# Zero-Shot Classification with CLIP

This notebook demonstrates how to use the VLM evaluation framework for zero-shot classification using CLIP.
We will query the model with arbitrary class names and see how it classifies images.

## 1. Setup and Imports

In [None]:
import sys
from pathlib import Path

# Add project to path
project_root = Path.cwd().parent
sys.path.insert(0, str(project_root))

import torch
import matplotlib.pyplot as plt
from PIL import Image
import requests
from io import BytesIO

# Import framework components
from vlm_eval import EncoderRegistry, HeadRegistry
from vlm_eval.encoders import CLIPEncoder
from vlm_eval.heads import ZeroShotHead

print("✓ Imports successful!")

## 2. Load CLIP Encoder

We'll use the ViT-B-32 variant of CLIP.

In [None]:
# Create encoder
device = torch.device("cuda" if torch.cuda.is_available() else "cpu")
print(f"Using device: {device}")

encoder = EncoderRegistry.get(
    "clip", 
    variant="ViT-B-32", 
    pretrained="laion2b_s34b_b79k"
)
encoder = encoder.to(device)
encoder.eval()

print(f"\nEncoder: {encoder.__class__.__name__}")
print(f"Output channels: {encoder.output_channels}")
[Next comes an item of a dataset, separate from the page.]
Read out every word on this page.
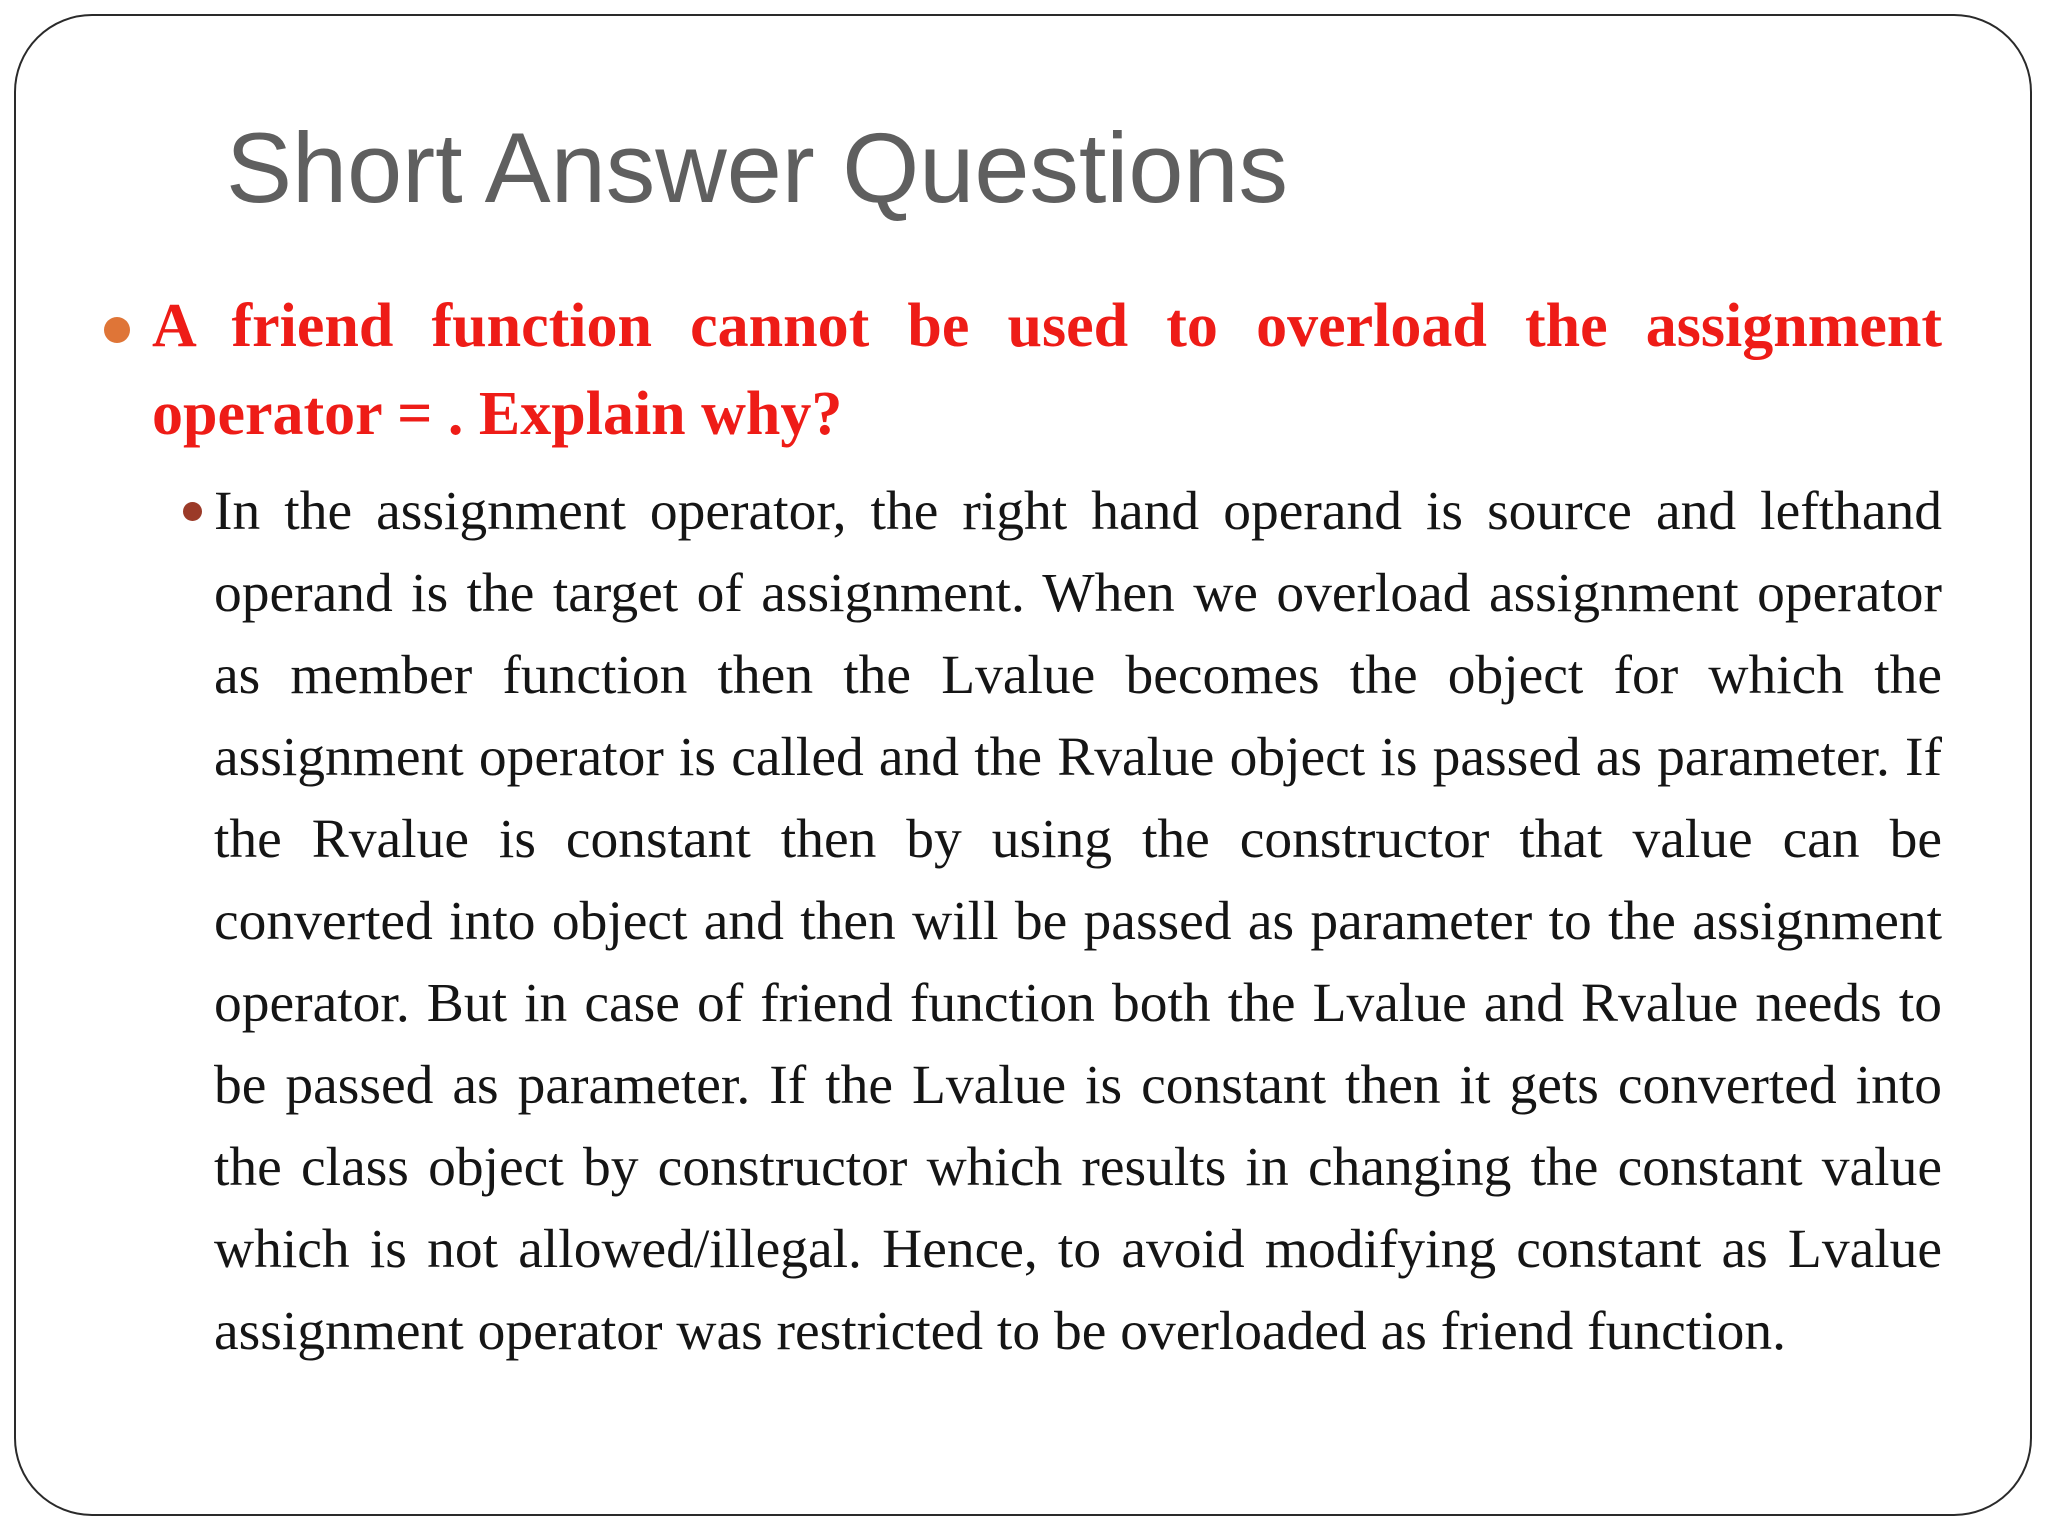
Short Answer Questions

A friend function cannot be used to overload the assignment operator = . Explain why?

In the assignment operator, the right hand operand is source and lefthand operand is the target of assignment. When we overload assignment operator as member function then the Lvalue becomes the object for which the assignment operator is called and the Rvalue object is passed as parameter. If the Rvalue is constant then by using the constructor that value can be converted into object and then will be passed as parameter to the assignment operator. But in case of friend function both the Lvalue and Rvalue needs to be passed as parameter. If the Lvalue is constant then it gets converted into the class object by constructor which results in changing the constant value which is not allowed/illegal. Hence, to avoid modifying constant as Lvalue assignment operator was restricted to be overloaded as friend function.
## 3. Define Classes and Create Head

Here we define the classes we want to query. You can change these to anything!

In [None]:
# Define arbitrary classes
class_names = [
    "a dog",
    "a cat",
    "a car",
    "a bicycle",
    "a person",
    "a tree"
]

print(f"Classes: {class_names}")

# Create zero-shot head
head = HeadRegistry.get(
    "zero_shot",
    encoder=encoder,
    class_names=class_names,
    template="{}"  # We already included 'a' in class names, or use default template
)
head = head.to(device)

print("✓ Zero-shot head created and text embeddings computed!")

## 4. Load and Preprocess Image

We'll load an image from a URL.

In [None]:
# Load image
url = "http://images.cocodataset.org/val2017/000000039769.jpg"  # Cats image
response = requests.get(url)
image = Image.open(BytesIO(response.content))

# Display image
plt.figure(figsize=(8, 8))
plt.imshow(image)
plt.axis('off')
plt.show()

# Preprocess
# CLIP encoder has a preprocess method from open_clip
image_tensor = encoder.preprocess(image).unsqueeze(0).to(device)
print(f"Image tensor shape: {image_tensor.shape}")

## 5. Run Prediction

We'll get the logits and convert them to probabilities.

In [None]:
with torch.no_grad():
    # Encoder forward pass
    features = encoder(image_tensor)
    
    # Head forward pass
    logits = head(features)
    
    # Softmax to get probabilities
    probs = logits.softmax(dim=-1)

# Print results
print("\nPredictions:")
for cls, prob in zip(class_names, probs[0]):
    print(f"{cls}: {prob.item():.2%}")
    
# Plot probabilities
plt.figure(figsize=(10, 5))
plt.bar(class_names, probs[0].cpu().numpy())
plt.title("Class Probabilities")
plt.ylabel("Probability")
plt.show()

## 6. Try with different classes

Let's try a different set of classes on the same image.

In [None]:
new_classes = ["indoor", "outdoor", "animal", "vehicle", "furniture"]

# Create new head (fast since we just compute text embeddings)
head2 = HeadRegistry.get(
    "zero_shot",
    encoder=encoder,
    class_names=new_classes
).to(device)

with torch.no_grad():
    logits2 = head2(features)
    probs2 = logits2.softmax(dim=-1)

print("\nNew Predictions:")
for cls, prob in zip(new_classes, probs2[0]):
    print(f"{cls}: {prob.item():.2%}")